Margherita had no idea what had made Raphael so tense after the presentation to Cardinal Bibbiena, but she was beginning to understand the sometimes volatile and always changing temperament of an artist. And because of the kind attentions of the dining partner on the other si
de of her, she had been given no opportunity to ask him.
A slim hand on her shoulder brought her back to the moment. Margherita turned around to see a lovely woman with shining honey-colored hair and a kind smile standing beside her. She wore a dress of rich, dove-gray silk, and her hair was braided with tiny sapphires.
“Ours are complicated men who have dared to love beneath expectation,” she said sweetly. “Our ranks, as those who love them in return, are few.”
When Margherita looked puzzled, she added with an easy smile, “I am Francesca Andreozza, betrothed of Signor Chigi.”
Margherita had heard about her from Raphael, as well as about Chigi’s other mistress, Imperia, who had battled valiantly for the title of Signora Chigi. Francesca, like herself, was common. And in the beginning she had been treated to the very same social rebuff.
“I am Margherita Luti.”
“Of course. All of Rome knows who you are. But only I understand what it is like to be in your shoes.”
“Perhaps you have a point.” Margherita found herself smiling.
“I would be most fond of a sound ally.”
Trust was a difficult thing for Margherita to risk in a world so new to her, and thus so fraught with danger. But she, too, could benefit from an ally.
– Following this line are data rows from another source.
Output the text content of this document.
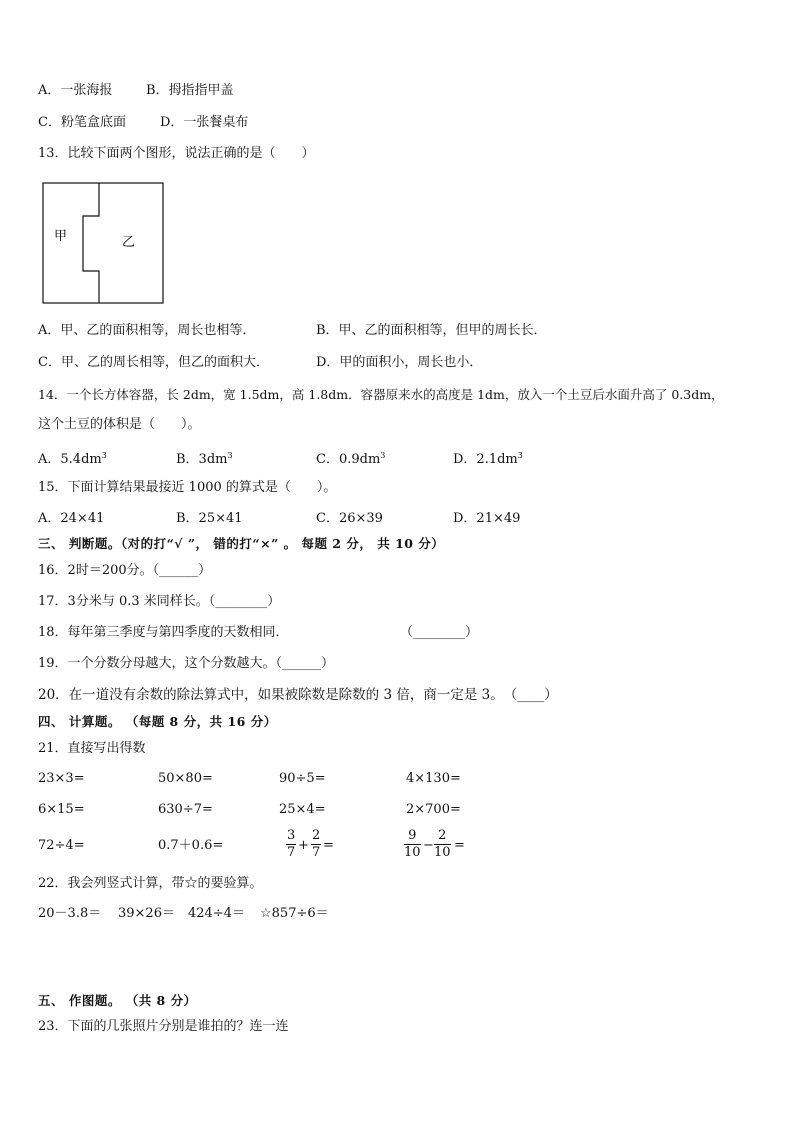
A．一张海报	B．拇指指甲盖
C．粉笔盒底面	D．一张餐桌布
13．比较下面两个图形，说法正确的是（　　）
甲	乙
A．甲、乙的面积相等，周长也相等．	B．甲、乙的面积相等，但甲的周长长．
C．甲、乙的周长相等，但乙的面积大．	D．甲的面积小，周长也小．
14．一个长方体容器，长 2dm，宽 1.5dm，高 1.8dm．容器原来水的高度是 1dm，放入一个土豆后水面升高了 0.3dm，
这个土豆的体积是（　　）。
A．$5.4dm^3$	B．$3dm^3$	C．$0.9dm^3$	D．$2.1dm^3$
15．下面计算结果最接近 1000 的算式是（　　）。
A．24×41	B．25×41	C．26×39	D．21×49
三、 判断题。（对的打“√ ”， 错的打“×” 。 每题 2 分， 共 10 分）
16．2时＝200分。（______）
17．3分米与 0.3 米同样长。（________）
18．每年第三季度与第四季度的天数相同．	（________）
19．一个分数分母越大，这个分数越大。（______）
20．在一道没有余数的除法算式中，如果被除数是除数的 3 倍，商一定是 3。　（____）
四、 计算题。 （每题 8 分，共 16 分）
21．直接写出得数
23×3=	50×80=	90÷5=	4×130=
6×15=	630÷7=	25×4=	2×700=
72÷4=	0.7＋0.6=	$\frac{3}{7} + \frac{2}{7}$ =	$\frac{9}{10} - \frac{2}{10}$ =
22．我会列竖式计算，带☆的要验算。
20－3.8＝ 39×26＝ 424÷4＝ ☆857÷6＝
五、 作图题。 （共 8 分）
23．下面的几张照片分别是谁拍的？连一连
And Raphael would be proud of her, she determined, having found one in his own patron’s fiance.
“I would like that.”
Francesca clasped her hands. “Splendid! Then tell me you will come to supper with me next week. We will have a more private opportunity to speak of things then.”
“It would be a pleasure.”
Francesca smiled. “And it has been one for me this evening—meeting you.”
The entertainment began. The pope’s buffoon was making everyone laugh with his antics set to music played on a lute and a flute set up near the fireplace hearth. Francesca was distracted then by another guest. Alone now, Margherita felt brave enough to seek a breath of fresh air. This really had been the most extraordinary event.